Sebut saja Abraham, seorang laki-laki yang pernah mengalami perlakuan yang tidak menyenangkan dari rekan sebayanya saat masih duduk di bangku kuliah. Ia bercerita, saat itu, ia pernah mengalami pelecehan seksual fisik oleh salah satu rekan kampusnya. "Pas di motor, dia gue bonceng. Sepanjang jalan tangan dia di paha gue, ngelus-ngelus. Gue udah risih banget tapi takut jadi gue diem aja," kenangnya.
Pelecehan yang dialaminya tak sampai disitu saja. Meski telah berusaha menghindari pelaku, selalu saja ada kesempatan mereka bertemu. Pernah juga pada satu kesempatan, tangan pelaku menggerayangi anggota tubuhnya secara sembunyi-sembunyi hingga membuatnya sangat ketakutan. Meski demikian, ia tetap tak bisa berbuat banyak. "Gue takut ini nyebar, terus dia merasa terhina, atau apa malah dendam sama gue. Terus melakukan hal-hal gila yang mengancam keselamatan gue," ujarnya.
Penuturan Abraham hanyalah satu dari banyak kisah yang dialami remaja laki-laki korban kekerasan dan pelecehan seksual. Secara umum pelecehan seksual identik dengan laki-laki sebagai pelaku dan korban adalah perempuan. Pernyataan tersebut tidaklah salah tapi tak benar sepenuhnya. Berbagai data yang dihimpun menunjukkan mayoritas kekerasan dan pelecehan seksual dialami oleh perempuan, namun terdapat laki-laki yang juga menjadi korban.
Seperti yang terjadi di awal tahun 2020, saat nama Reynhard Sinaga menjadi sorotan dunia setelah ia dijatuhi hukuman seumur hidup oleh Pemerintah Inggris dengan dakwaan perkosaan lebih dari 100 pria di Manchester. Beberapa di antara korban bahkan masih berusia remaja dengan rentang usia sekitar 16-20 tahun.
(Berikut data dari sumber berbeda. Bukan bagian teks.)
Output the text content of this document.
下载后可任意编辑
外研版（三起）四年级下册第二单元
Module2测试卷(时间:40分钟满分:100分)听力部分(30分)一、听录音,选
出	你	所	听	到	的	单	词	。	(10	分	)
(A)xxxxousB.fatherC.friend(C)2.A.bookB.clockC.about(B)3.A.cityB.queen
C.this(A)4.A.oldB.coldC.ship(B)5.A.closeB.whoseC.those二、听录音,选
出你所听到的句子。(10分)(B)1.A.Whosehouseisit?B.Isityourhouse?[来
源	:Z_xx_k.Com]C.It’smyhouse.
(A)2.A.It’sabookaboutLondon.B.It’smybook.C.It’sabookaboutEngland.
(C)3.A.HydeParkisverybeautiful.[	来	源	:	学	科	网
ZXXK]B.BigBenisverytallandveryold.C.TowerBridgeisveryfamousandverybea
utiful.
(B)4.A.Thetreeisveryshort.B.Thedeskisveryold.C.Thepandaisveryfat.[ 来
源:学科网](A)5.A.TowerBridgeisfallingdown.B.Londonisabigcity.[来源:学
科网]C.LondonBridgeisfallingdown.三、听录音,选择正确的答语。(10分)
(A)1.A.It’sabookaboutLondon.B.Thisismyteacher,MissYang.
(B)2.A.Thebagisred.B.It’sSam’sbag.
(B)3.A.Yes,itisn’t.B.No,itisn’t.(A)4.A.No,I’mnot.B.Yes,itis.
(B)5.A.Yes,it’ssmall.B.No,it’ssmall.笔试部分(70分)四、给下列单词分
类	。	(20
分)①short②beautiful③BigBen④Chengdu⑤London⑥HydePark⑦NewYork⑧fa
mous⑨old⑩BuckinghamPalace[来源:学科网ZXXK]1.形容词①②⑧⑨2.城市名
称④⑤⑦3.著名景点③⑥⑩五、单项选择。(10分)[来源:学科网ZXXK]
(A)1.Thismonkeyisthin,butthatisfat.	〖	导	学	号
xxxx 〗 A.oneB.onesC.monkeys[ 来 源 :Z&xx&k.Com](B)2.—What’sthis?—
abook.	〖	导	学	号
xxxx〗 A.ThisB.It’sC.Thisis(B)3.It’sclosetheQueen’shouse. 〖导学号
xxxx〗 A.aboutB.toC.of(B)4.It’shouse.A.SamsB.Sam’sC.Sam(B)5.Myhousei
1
Hal ini memperlihatkan bahwa kekerasan seksual tak memandang gender. Kekerasan seksual mencakup tindakan bersifat seksual pada orang lain tanpa persetujuan baik bersifat fisik dan verbal, di dalamnya termasuk perkosaan dan pelecehan seksual.
Saat ini di Indonesia, kasus kekerasan seksual pada remaja tidak mengalami penurunan. Data yang dihimpun Kementerian Pemberdayaan Perempuan dan Perlindungan Anak (KPPPA) mencatat ada 1.500 laporan kekerasan seksual terhadap anak. Hasil Survei Nasional Pengalaman Hidup Anak dan Remaja juga menunjukkan 1 dari 17 anak laki-laki dan 1 dari 11 anak perempuan menjadi korban pelecehan seksual.
Dampak Kekerasan Seksual pada Remaja Laki-Laki
Seperti kisah Abraham, kebanyakan laki-laki yang jadi korban pelecehan seksual seperti enggan untuk melapor. Saat laki-laki menjadi korban pelecehan, banyak di antara mereka yang kemudian mempertanyakan orientasi seksualnya sehingga seringkali menjadi pendiam dan murung.
"Secara khusus pada laki-laki yang menjadi korban kekerasan seksual, mereka merasa khawatir dan berpikir mengenai maskulinitas, seksual. Khawatir pendapat orang yang akan menganggap mereka homoseksual dan fakta bahwa mereka tidak bisa mencegah kekerasan seksual tersebut," tutur spesialis kejiwaan dr Lahargo Kembaren, SpKJ dari RSJ Marzoeki Mahdi, di awal Januari lalu.
Pendampingan yang diberikan saat anak laki-laki menjadi korban pelecehan seksual juga sedikit berbeda. Haryo Widodo, salah satu relawan pendamping bagi korban kekerasan seksual dari Aliansi Laki-laki Baru menyebut tiap klien punya kondisi yang berbeda tapi umumnya mereka menjadi lebih tertutup, lebih sering melamun. "Ada yang mengalami gangguan emosi, misalnya jadi sering marah dan beberapa kali membentak orang tua dan berteriak," ujarnya ketika diwawancarai detikcom melalui pesan teks, Kamis (16/4/2020).